Q2 — Source critique marking criteria (7 marks)

Error 1 — “All three types of alcohol undergo oxidation”: Incorrect. Tertiary alcohols do NOT undergo oxidation with K₂Cr₂O₇/H⁺; the solution stays orange. The C–OH carbon in a tertiary alcohol bears no H atoms, so the C–H bond required for removal during oxidation is absent. (2 marks: 1 for identifying the error and giving correct rule; 1 for structural explanation.)

Error 2 — “Primary alcohols always give carboxylic acids, never aldehydes”: Incorrect. Whether a primary alcohol gives an aldehyde or a carboxylic acid depends on the equipment used. Distillation collects the aldehyde as it forms (before further oxidation), while reflux allows excess oxidant to convert the aldehyde all the way to a carboxylic acid. An aldehyde is always the intermediate product. (2 marks: 1 for stating distillation gives aldehyde; 1 for explaining the mechanism — aldehyde removed before further oxidation.)
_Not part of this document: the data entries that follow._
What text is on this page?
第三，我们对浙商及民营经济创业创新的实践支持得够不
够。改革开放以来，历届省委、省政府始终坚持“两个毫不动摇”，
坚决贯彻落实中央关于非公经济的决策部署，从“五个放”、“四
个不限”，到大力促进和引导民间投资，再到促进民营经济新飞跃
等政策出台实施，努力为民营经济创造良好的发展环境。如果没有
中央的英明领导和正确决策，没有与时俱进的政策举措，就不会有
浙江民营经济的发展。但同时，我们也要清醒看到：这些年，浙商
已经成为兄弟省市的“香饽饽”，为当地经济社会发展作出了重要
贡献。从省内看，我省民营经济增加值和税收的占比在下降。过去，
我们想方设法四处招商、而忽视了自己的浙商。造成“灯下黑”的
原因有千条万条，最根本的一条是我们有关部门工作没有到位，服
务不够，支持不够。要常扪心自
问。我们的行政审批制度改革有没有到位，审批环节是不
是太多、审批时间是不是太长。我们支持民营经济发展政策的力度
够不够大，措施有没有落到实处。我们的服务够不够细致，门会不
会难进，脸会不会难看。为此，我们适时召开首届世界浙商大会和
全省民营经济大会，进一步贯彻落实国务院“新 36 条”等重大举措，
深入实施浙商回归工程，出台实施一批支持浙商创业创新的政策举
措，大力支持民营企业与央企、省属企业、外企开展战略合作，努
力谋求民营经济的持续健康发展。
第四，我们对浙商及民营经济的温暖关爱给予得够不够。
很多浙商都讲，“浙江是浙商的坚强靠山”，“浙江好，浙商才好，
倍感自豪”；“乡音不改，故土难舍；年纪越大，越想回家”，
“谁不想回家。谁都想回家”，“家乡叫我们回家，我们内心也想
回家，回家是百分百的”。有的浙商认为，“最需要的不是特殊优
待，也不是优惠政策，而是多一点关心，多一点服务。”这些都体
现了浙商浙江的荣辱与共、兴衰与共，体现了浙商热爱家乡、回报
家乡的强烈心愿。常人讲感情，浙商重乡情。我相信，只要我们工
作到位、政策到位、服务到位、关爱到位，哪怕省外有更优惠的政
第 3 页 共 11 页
Error 3 — Breathalyser charge criterion: The student claims that a simple green colour change is sufficient to charge a driver. This is incorrect. A qualitative colour change confirms only that ethanol is present (the dichromate was reduced). However, drivers are charged based on a quantitative measurement of ethanol concentration against the legal limit (e.g. 0.05 mg per 100 mL of breath for full-licence holders in Australia). The intensity of the colour change (absorbance decrease) is calibrated against known ethanol concentrations — the test is quantitative, not a binary pass/fail colour indicator. The product is ethanoic acid (correct), but the charge criterion requires a measured concentration to exceed the legal threshold, not merely a colour change. (1 mark for identifying that the test must be quantitative not binary colour; 1 mark for referencing the legal concentration limit as the basis for charging.)

Error 4 — HX reactivity order “HCl > HBr > HI”: Incorrect. The correct order is HI > HBr > HCl. Although Cl is the most electronegative and reactive halogen in many contexts, in substitution of alcohols the rate depends on bond strength in the product: C–I is weaker than C–Br or C–Cl, making the iodoalkane easier to form. Iodide is also a better nucleophile. The student has confused halogen reactivity in addition/oxidation reactions with halide reactivity in nucleophilic substitution. (2 marks: 1 for correct order; 1 for chemical reasoning distinguishing halogen vs halide reactivity.)